Did I understand correctly, that in the linked mode, the ext_dict feature is used to give access to the previous bytes?

Exactly. When data has to go to the beginning of the buffer again we can use ext_dict to reference data that is still part of the compressor window but is not continuous memory-wise.

PSeitz commented 3 years ago

Thank you for your patience, really exceptional quality. One thing that's missing I think are tests for the features exposed via FrameInfo, content_size, block_size and the two checksums. Currently only defaults are tested?

arthurprs commented 3 years ago

Ahh, yes :thinking: Only block mode is tested in depth. I'll try to add a few tests.

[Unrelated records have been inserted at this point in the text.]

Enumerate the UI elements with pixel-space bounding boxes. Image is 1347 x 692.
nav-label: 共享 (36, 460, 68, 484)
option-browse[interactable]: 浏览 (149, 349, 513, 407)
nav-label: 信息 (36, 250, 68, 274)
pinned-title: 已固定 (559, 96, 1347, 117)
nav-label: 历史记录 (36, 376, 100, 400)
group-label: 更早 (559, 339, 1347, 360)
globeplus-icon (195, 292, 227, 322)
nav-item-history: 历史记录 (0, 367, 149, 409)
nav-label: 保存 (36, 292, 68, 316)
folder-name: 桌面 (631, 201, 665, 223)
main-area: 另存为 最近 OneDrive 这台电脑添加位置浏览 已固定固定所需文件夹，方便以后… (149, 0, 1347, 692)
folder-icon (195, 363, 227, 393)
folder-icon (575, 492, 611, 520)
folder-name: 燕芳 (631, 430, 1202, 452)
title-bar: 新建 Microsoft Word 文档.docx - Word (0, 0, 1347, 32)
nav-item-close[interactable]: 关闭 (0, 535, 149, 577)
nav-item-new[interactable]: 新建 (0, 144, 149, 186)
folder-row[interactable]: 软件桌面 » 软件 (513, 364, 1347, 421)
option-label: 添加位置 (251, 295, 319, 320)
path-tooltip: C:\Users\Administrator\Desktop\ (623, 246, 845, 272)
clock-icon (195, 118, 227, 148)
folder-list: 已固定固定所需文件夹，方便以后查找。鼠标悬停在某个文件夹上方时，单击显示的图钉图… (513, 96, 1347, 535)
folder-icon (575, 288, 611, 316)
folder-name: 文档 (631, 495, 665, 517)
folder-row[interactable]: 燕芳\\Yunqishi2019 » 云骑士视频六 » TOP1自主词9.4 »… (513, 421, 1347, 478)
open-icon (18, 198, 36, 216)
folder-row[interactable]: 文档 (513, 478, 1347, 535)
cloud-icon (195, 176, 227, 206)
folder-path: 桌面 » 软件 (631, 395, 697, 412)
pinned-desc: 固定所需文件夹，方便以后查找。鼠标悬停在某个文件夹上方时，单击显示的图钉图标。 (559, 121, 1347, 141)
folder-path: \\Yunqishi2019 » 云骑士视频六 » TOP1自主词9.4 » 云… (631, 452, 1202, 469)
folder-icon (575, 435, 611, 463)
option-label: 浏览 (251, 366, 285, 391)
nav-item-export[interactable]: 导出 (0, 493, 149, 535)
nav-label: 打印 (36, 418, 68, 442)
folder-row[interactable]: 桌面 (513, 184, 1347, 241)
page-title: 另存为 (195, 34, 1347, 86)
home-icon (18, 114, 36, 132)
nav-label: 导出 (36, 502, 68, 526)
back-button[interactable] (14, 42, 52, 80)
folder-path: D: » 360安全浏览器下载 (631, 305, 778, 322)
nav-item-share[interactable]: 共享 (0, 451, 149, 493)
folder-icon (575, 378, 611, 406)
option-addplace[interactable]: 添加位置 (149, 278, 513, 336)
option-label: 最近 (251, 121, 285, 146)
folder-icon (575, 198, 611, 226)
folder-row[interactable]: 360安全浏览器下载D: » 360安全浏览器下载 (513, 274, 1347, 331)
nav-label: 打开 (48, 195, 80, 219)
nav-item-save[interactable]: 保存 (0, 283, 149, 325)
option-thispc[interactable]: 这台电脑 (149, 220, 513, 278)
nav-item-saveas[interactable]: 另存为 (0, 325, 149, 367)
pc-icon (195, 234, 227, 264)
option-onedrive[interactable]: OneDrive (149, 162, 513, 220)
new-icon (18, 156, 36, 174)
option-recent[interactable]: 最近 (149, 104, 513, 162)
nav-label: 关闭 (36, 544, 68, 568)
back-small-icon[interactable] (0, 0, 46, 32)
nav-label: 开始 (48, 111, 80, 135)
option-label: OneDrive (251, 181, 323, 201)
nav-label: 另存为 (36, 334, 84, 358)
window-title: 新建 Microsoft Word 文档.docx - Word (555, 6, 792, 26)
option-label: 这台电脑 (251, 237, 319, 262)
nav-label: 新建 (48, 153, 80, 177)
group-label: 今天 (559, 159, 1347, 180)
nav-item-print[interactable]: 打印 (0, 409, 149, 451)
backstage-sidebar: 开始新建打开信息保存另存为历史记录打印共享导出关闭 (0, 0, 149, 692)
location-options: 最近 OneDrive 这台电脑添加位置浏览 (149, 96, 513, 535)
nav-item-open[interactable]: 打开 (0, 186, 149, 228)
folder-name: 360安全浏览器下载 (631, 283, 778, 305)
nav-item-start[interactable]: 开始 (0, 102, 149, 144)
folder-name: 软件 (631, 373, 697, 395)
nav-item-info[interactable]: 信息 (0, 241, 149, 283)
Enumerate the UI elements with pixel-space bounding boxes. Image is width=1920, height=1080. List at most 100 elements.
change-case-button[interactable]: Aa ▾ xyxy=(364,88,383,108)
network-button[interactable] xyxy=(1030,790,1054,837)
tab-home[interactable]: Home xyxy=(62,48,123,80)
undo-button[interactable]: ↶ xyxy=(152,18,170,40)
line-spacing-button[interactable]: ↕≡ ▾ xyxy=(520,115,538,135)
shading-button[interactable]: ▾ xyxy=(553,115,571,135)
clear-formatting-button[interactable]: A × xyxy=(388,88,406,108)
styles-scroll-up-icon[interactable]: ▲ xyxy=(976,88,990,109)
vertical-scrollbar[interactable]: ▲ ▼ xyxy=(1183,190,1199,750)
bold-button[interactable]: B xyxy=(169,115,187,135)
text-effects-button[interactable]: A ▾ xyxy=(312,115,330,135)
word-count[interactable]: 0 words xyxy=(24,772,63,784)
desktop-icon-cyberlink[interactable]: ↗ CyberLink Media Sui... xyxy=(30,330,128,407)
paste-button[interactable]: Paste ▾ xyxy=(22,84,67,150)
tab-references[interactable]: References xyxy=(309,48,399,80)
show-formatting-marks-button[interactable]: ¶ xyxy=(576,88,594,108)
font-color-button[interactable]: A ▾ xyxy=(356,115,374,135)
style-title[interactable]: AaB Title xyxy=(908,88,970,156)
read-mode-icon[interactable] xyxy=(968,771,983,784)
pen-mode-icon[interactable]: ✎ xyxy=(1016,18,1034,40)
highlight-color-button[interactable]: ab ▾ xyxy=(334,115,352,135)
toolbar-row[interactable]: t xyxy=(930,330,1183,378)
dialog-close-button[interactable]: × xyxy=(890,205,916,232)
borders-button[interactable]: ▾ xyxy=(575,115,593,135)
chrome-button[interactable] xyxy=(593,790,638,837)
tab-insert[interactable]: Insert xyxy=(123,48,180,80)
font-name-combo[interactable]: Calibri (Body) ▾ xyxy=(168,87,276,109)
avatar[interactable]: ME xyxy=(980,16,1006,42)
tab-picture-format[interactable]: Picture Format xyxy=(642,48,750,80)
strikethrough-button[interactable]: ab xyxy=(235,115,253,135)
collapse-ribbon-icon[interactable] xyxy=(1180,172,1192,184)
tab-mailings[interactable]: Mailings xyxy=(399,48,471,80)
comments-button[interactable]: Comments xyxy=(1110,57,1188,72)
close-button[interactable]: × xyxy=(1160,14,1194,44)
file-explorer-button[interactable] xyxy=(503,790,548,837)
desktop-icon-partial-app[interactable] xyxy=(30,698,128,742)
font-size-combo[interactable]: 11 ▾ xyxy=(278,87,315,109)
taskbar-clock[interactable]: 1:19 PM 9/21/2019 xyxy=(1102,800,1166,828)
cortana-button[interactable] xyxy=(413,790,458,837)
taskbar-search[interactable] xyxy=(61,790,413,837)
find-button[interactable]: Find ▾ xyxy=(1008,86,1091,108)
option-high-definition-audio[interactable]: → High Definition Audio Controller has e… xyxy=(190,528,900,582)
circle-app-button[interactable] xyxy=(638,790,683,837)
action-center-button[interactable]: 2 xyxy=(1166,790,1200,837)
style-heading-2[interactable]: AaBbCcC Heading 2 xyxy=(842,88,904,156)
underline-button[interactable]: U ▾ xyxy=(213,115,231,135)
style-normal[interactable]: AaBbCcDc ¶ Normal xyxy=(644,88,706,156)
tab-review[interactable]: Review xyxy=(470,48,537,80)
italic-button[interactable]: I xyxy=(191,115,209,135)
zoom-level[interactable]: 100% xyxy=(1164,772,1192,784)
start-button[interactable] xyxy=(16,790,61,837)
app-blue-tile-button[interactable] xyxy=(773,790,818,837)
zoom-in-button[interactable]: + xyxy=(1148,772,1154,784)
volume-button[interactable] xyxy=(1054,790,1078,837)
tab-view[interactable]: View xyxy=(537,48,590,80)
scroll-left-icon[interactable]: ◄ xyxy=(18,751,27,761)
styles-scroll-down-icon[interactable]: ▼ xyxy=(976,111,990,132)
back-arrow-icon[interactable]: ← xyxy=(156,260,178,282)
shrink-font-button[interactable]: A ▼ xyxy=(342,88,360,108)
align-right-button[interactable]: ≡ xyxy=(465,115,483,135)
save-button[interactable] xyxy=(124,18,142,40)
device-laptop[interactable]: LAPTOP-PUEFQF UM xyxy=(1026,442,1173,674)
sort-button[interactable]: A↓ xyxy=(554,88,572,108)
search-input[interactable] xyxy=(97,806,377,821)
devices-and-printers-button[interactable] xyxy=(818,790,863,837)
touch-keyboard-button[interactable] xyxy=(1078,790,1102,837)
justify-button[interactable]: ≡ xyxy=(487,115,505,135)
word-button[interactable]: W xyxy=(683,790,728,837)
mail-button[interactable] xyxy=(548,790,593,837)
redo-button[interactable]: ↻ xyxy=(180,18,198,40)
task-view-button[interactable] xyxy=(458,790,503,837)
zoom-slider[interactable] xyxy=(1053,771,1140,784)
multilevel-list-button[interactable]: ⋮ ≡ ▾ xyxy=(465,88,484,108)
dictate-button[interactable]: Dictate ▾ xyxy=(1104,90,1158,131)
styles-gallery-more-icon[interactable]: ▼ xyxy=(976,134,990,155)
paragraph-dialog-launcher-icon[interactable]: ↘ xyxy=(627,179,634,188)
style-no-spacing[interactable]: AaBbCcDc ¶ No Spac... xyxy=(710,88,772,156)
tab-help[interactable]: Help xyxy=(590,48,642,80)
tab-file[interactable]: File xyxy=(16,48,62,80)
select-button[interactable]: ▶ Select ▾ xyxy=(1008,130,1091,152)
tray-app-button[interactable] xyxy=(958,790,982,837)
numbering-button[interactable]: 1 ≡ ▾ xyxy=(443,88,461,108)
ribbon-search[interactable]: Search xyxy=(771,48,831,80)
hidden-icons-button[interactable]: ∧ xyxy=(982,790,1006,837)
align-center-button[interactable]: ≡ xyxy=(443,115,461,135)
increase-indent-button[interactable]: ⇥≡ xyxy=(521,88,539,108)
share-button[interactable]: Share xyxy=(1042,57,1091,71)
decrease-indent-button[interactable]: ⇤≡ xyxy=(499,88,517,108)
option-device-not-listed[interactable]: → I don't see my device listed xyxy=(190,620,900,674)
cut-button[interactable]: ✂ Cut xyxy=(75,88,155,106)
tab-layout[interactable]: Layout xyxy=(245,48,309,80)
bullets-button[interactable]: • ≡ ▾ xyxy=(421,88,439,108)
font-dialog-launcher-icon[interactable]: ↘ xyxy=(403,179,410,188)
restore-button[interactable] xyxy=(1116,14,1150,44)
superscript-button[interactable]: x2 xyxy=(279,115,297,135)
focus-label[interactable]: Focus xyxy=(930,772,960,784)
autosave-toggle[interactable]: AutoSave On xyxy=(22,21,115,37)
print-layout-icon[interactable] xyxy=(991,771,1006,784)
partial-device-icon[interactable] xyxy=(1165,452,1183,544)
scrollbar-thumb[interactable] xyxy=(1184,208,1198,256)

Related to this. Can you enable the github actions for this PR? It says

1 workflow awaiting approval
First-time contributors need a maintainer to approve running workflows.
PSeitz commented 3 years ago

Related to this. Can you enable the github actions for this PR? It says

1 workflow awaiting approval
First-time contributors need a maintainer to approve running workflows.

It's quite annoying, I constantly need to click on approve and run, until one PR is merged.

After a contributor has at least one pull request merged into a project's repository, any future pull requests from that contributor's fork will automatically run workflows.

arthurprs commented 3 years ago

Thank you for nudging me about the tests, there were some horrendous bugs :facepalm: :facepalm: :facepalm: :facepalm: :facepalm:

PSeitz commented 3 years ago

Thank you for nudging me about the tests, there were some horrendous bugs facepalm facepalm facepalm facepalm facepalm

anything that is not covered by tests doesn't work or will be broken eventually :)

PSeitz commented 3 years ago

Time to merge finally :D Really great job!

arthurprs commented 3 years ago

Thank you :tada: Looking forwarding to using this very soon.

PSeitz commented 3 years ago

released with 0.8.0